Although Reuven was born in Reni, a small Ukrainian town with a rich history, his family comes from the village of Burlaceni, Moldova. His grandfather Fedor Yalanzhi (today Avraham), a Gagauz by birth, became interested in Judaism while serving in the Soviet army after meeting Yisrael, a religious Jew, who discussed with him spiritual issues, the history of the Jewish people, its customs and traditions. These exciting stories inspired Fedor to make Judaism an integral part of his life and go through brit milah – a circumcision ceremony. Several local families also followed his example.
Despite all the restrictions imposed by the Soviet authorities and aimed against religions, the new community was keen to strengthen and expand its knowledge of Judaism by all means. They gathered in Fedor’s house to study Torah together, using the Old Testament of the Bible in the Russian translation in the very beginning and having replaced it with the real Torah books brought from Israel later.
The geographical distance from developed Jewish communities and inability to lead a normal religious life during the Soviet era forced the new converts to observe Jewish tradition in the context of their own understanding of it. They produced hand-made kippahs from the pieces of fabric; Fedor who was a chaban (shepherd) personally did shchitah to provide the family with meat. All his children were circumcised but were told to keep this a secret.
Having grown up in the G-d-fearing atmosphere of Yalanzhis’ house, seven children of Fedor and his wife decided to increase in their observance and devotion to Torah values. In doing so, they made the decision to go through formal conversion to Judaism and to make aliyah to Eretz Yisrael. Reuven’s parents were no exception – while learning for giyur they did their best to put their children in all the conditions necessary for living a Jewish life. Even when Reuven attended a regular local school in his native town, he was never present on Saturday classes. He remembers the headmaster and teachers investigating the reasons of his absence, but finally accepting it and even supporting him in the future.

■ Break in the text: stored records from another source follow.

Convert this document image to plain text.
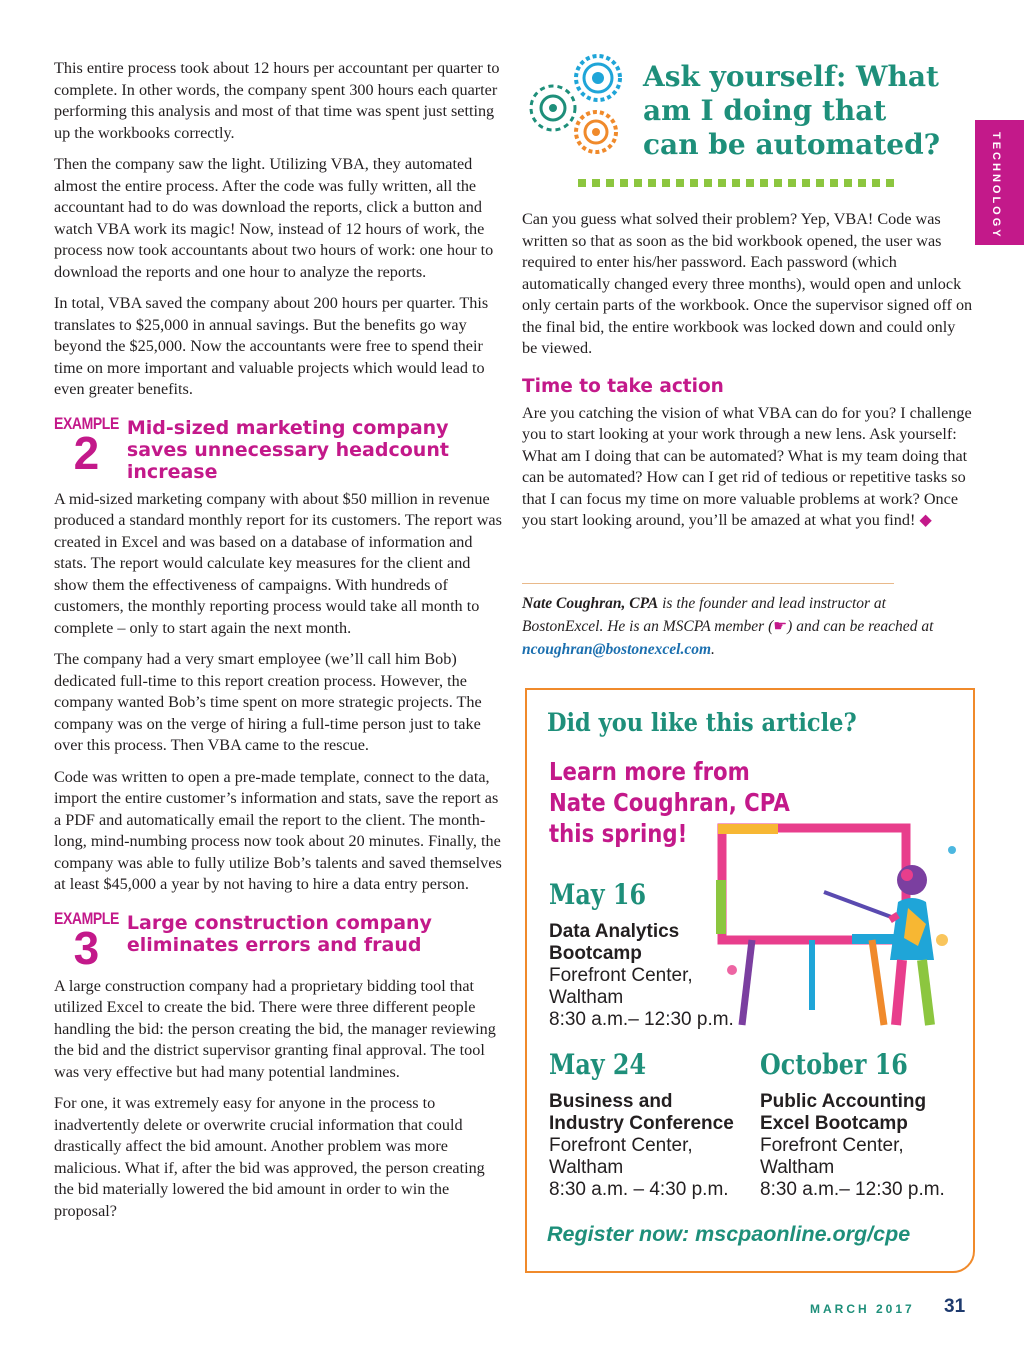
This entire process took about 12 hours per accountant per quarter to complete. In other words, the company spent 300 hours each quarter performing this analysis and most of that time was spent just setting up the workbooks correctly.

Then the company saw the light. Utilizing VBA, they automated almost the entire process. After the code was fully written, all the accountant had to do was download the reports, click a button and watch VBA work its magic! Now, instead of 12 hours of work, the process now took accountants about two hours of work: one hour to download the reports and one hour to analyze the reports.

In total, VBA saved the company about 200 hours per quarter. This translates to $25,000 in annual savings. But the benefits go way beyond the $25,000. Now the accountants were free to spend their time on more important and valuable projects which would lead to even greater benefits.

EXAMPLE
2	Mid-sized marketing company saves unnecessary headcount increase

A mid-sized marketing company with about $50 million in revenue produced a standard monthly report for its customers. The report was created in Excel and was based on a database of information and stats. The report would calculate key measures for the client and show them the effectiveness of campaigns. With hundreds of customers, the monthly reporting process would take all month to complete – only to start again the next month.

The company had a very smart employee (we’ll call him Bob) dedicated full-time to this report creation process. However, the company wanted Bob’s time spent on more strategic projects. The company was on the verge of hiring a full-time person just to take over this process. Then VBA came to the rescue.

Code was written to open a pre-made template, connect to the data, import the entire customer’s information and stats, save the report as a PDF and automatically email the report to the client. The month-long, mind-numbing process now took about 20 minutes. Finally, the company was able to fully utilize Bob’s talents and saved themselves at least $45,000 a year by not having to hire a data entry person.

EXAMPLE
3	Large construction company eliminates errors and fraud

A large construction company had a proprietary bidding tool that utilized Excel to create the bid. There were three different people handling the bid: the person creating the bid, the manager reviewing the bid and the district supervisor granting final approval. The tool was very effective but had many potential landmines.

For one, it was extremely easy for anyone in the process to inadvertently delete or overwrite crucial information that could drastically affect the bid amount. Another problem was more malicious. What if, after the bid was approved, the person creating the bid materially lowered the bid amount in order to win the proposal?

Ask yourself: What am I doing that can be automated?	TECHNOLOGY

Can you guess what solved their problem? Yep, VBA! Code was written so that as soon as the bid workbook opened, the user was required to enter his/her password. Each password (which automatically changed every three months), would open and unlock only certain parts of the workbook. Once the supervisor signed off on the final bid, the entire workbook was locked down and could only be viewed.

Time to take action

Are you catching the vision of what VBA can do for you? I challenge you to start looking at your work through a new lens. Ask yourself: What am I doing that can be automated? What is my team doing that can be automated? How can I get rid of tedious or repetitive tasks so that I can focus my time on more valuable problems at work? Once you start looking around, you’ll be amazed at what you find! ◆

Nate Coughran, CPA is the founder and lead instructor at BostonExcel. He is an MSCPA member (☛) and can be reached at ncoughran@bostonexcel.com.
Did you like this article?
Learn more from
Nate Coughran, CPA
this spring!
May 16
Data Analytics Bootcamp
Forefront Center, Waltham
8:30 a.m.– 12:30 p.m.
May 24
Business and Industry Conference
Forefront Center, Waltham
8:30 a.m. – 4:30 p.m.
October 16
Public Accounting Excel Bootcamp
Forefront Center, Waltham
8:30 a.m.– 12:30 p.m.
Register now: mscpaonline.org/cpe
MARCH 2017 31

Shortly after his graduation Reuven started studying in the specialized school to avoid being drafted into the Ukrainian army. Six months later he left school and joined his relatives in Eretz Yisrael. Later, his younger brothers, David and Yosef (pictured) followed his example. After arrival to the Holy Land Reuven immediately began his studies at the Machon Meir yeshiva in Jerusalem and intensive preparation for the formal conversion to Judaism. The process was finally completed only after three years of waiting – it took him a lot of time to receive recommendations from the Odessa rabbis who were acquainted to him and his family. Today Reuven is a madrich of the Machon Meir department for the Russian speakers. In the yeshiva he assists other students while visiting the Ministry of Interior and applying for a visa, participates in organizing trips over the country and other activities, and, surely, helps them in Torah studies.
Recently, within the framework of the education project, Reuven built a beautiful family tree with the notes telling the story of his grandfather and grandmother, as well as numerous relatives. Most of them already made aliyah: they live in Netaniya, Beit Shemesh, Kfar Sitrin. Reuven’s parents with his younger brothers and sisters still remain in Ukraine, they are to complete the conversion process to join their family in Eretz Yisrael. Reuven has large-scale plans for his future. After completing his studies at Machon Meir, he is going to serve in one of the military units of the army, and then to create his own family in Eretz Yisrael.